Colouring complexes of planar triangulations and the line graphs of cubic graphs

In order to study the parity of a k-colouring, Tutte introduced the notion of a k-colouring complex in 1969. Given a k-colourable graph X, the k-colouring complex Bk(X) is the graph which has all the independent sets which are colour classes of X as its vertices and two vertices A and B in V (Bk(X)) joined by an edge if the colour classes A and B appear together in a k-colouring of X. Subsequently, Fisk proved that the graph Bk(X) is k-colourable and discovered infinite families of graphs for which Bk(Bk(X)) is isomorphic to X. In this thesis, we resolve a question Tutte posed about the 4-colouring complex at one of his final public lectures in 1999. He asked whether the 4-colouring complex of a planar triangulation could have two components in which all colourings have the same parity. In response, we construct triangulations of the plane whose 4-colouring complexes have arbitrarily many even and odd components. Furthermore, we exhibit an infinite family of 4-connected triangulations of the plane whose 4-colouring complexes have an arbitrarily large number of even components, as well as a number of 5-connected triangulations of the plane whose 4-colouring complexes have at least two components in which all colourings have the same parity. In the later chapters of this thesis, we continue our study of the k-colouring complex, discovering many new infinite families of graphs X for which Bk(Bk(X)) is isomorphic to X. We call these graphs reflexive graphs.

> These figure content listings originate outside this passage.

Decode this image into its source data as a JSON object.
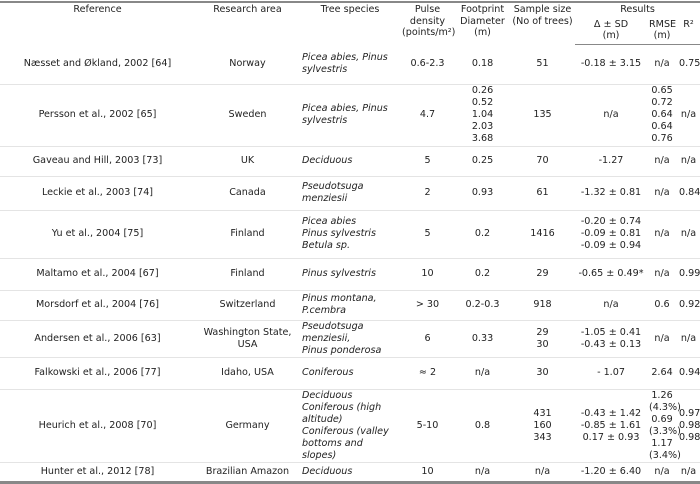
{
  "headers": {
    "reference": "Reference",
    "area": "Research area",
    "species": "Tree species",
    "pulse": "Pulse density",
    "pulse_unit": "(points/m²)",
    "footprint": "Footprint Diameter",
    "footprint_unit": "(m)",
    "sample": "Sample size (No of trees)",
    "results": "Results",
    "delta": "Δ ± SD",
    "delta_unit": "(m)",
    "rmse": "RMSE",
    "rmse_unit": "(m)",
    "r2": "R²"
  },
  "rows": [
    {
      "ref": "Næsset and Økland, 2002 [64]",
      "area": "Norway",
      "species": [
        "Picea abies, Pinus sylvestris"
      ],
      "pulse": "0.6-2.3",
      "foot": [
        "0.18"
      ],
      "sample": [
        "51"
      ],
      "delta": [
        "-0.18 ± 3.15"
      ],
      "rmse": [
        "n/a"
      ],
      "r2": [
        "0.75"
      ]
    },
    {
      "ref": "Persson et al., 2002 [65]",
      "area": "Sweden",
      "species": [
        "Picea abies, Pinus sylvestris"
      ],
      "pulse": "4.7",
      "foot": [
        "0.26",
        "0.52",
        "1.04",
        "2.03",
        "3.68"
      ],
      "sample": [
        "135"
      ],
      "delta": [
        "n/a"
      ],
      "rmse": [
        "0.65",
        "0.72",
        "0.64",
        "0.64",
        "0.76"
      ],
      "r2": [
        "n/a"
      ]
    },
    {
      "ref": "Gaveau and Hill, 2003 [73]",
      "area": "UK",
      "species": [
        "Deciduous"
      ],
      "pulse": "5",
      "foot": [
        "0.25"
      ],
      "sample": [
        "70"
      ],
      "delta": [
        "-1.27"
      ],
      "rmse": [
        "n/a"
      ],
      "r2": [
        "n/a"
      ]
    },
    {
      "ref": "Leckie et al., 2003 [74]",
      "area": "Canada",
      "species": [
        "Pseudotsuga menziesii"
      ],
      "pulse": "2",
      "foot": [
        "0.93"
      ],
      "sample": [
        "61"
      ],
      "delta": [
        "-1.32 ± 0.81"
      ],
      "rmse": [
        "n/a"
      ],
      "r2": [
        "0.84"
      ]
    },
    {
      "ref": "Yu et al., 2004 [75]",
      "area": "Finland",
      "species": [
        "Picea abies",
        "Pinus sylvestris",
        "Betula sp."
      ],
      "pulse": "5",
      "foot": [
        "0.2"
      ],
      "sample": [
        "1416"
      ],
      "delta": [
        "-0.20 ± 0.74",
        "-0.09 ± 0.81",
        "-0.09 ± 0.94"
      ],
      "rmse": [
        "n/a"
      ],
      "r2": [
        "n/a"
      ]
    },
    {
      "ref": "Maltamo et al., 2004 [67]",
      "area": "Finland",
      "species": [
        "Pinus sylvestris"
      ],
      "pulse": "10",
      "foot": [
        "0.2"
      ],
      "sample": [
        "29"
      ],
      "delta": [
        "-0.65 ± 0.49*"
      ],
      "rmse": [
        "n/a"
      ],
      "r2": [
        "0.99"
      ]
    },
    {
      "ref": "Morsdorf et al., 2004 [76]",
      "area": "Switzerland",
      "species": [
        "Pinus montana, P.cembra"
      ],
      "pulse": "> 30",
      "foot": [
        "0.2-0.3"
      ],
      "sample": [
        "918"
      ],
      "delta": [
        "n/a"
      ],
      "rmse": [
        "0.6"
      ],
      "r2": [
        "0.92"
      ]
    },
    {
      "ref": "Andersen et al., 2006 [63]",
      "area": "Washington State, USA",
      "species": [
        "Pseudotsuga menziesii,",
        "Pinus ponderosa"
      ],
      "pulse": "6",
      "foot": [
        "0.33"
      ],
      "sample": [
        "29",
        "30"
      ],
      "delta": [
        "-1.05 ± 0.41",
        "-0.43 ± 0.13"
      ],
      "rmse": [
        "n/a"
      ],
      "r2": [
        "n/a"
      ]
    },
    {
      "ref": "Falkowski et al., 2006 [77]",
      "area": "Idaho, USA",
      "species": [
        "Coniferous"
      ],
      "pulse": "≈ 2",
      "foot": [
        "n/a"
      ],
      "sample": [
        "30"
      ],
      "delta": [
        "- 1.07"
      ],
      "rmse": [
        "2.64"
      ],
      "r2": [
        "0.94"
      ]
    },
    {
      "ref": "Heurich et al., 2008 [70]",
      "area": "Germany",
      "species": [
        "Deciduous",
        "Coniferous (high altitude)",
        "Coniferous (valley bottoms and slopes)"
      ],
      "pulse": "5-10",
      "foot": [
        "0.8"
      ],
      "sample": [
        "431",
        "160",
        "343"
      ],
      "delta": [
        "-0.43 ± 1.42",
        "-0.85 ± 1.61",
        "0.17 ± 0.93"
      ],
      "rmse": [
        "1.26 (4.3%)",
        "0.69 (3.3%)",
        "1.17 (3.4%)"
      ],
      "r2": [
        "0.97",
        "0.98",
        "0.98"
      ]
    },
    {
      "ref": "Hunter et al., 2012 [78]",
      "area": "Brazilian Amazon",
      "species": [
        "Deciduous"
      ],
      "pulse": "10",
      "foot": [
        "n/a"
      ],
      "sample": [
        "n/a"
      ],
      "delta": [
        "-1.20 ± 6.40"
      ],
      "rmse": [
        "n/a"
      ],
      "r2": [
        "n/a"
      ]
    }
  ]
}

Most notably, if G is a 3-edge-colourable, connected, cubic (possibly including half-edges) outerplanar graph, we prove that L(G) is reflexive if and only if G is triangle-free. In order to establish this result, we show how to reduce questions about the reflexivity of a connected graph to questions about the reflexivity of its 2-edge-connected components. Then we determine conditions under which subdividing an edge preserves reflexivity. These two novel theorems are of independent interest. In particular, we apply the latter theorem to prove that theta graphs have reflexive line graphs.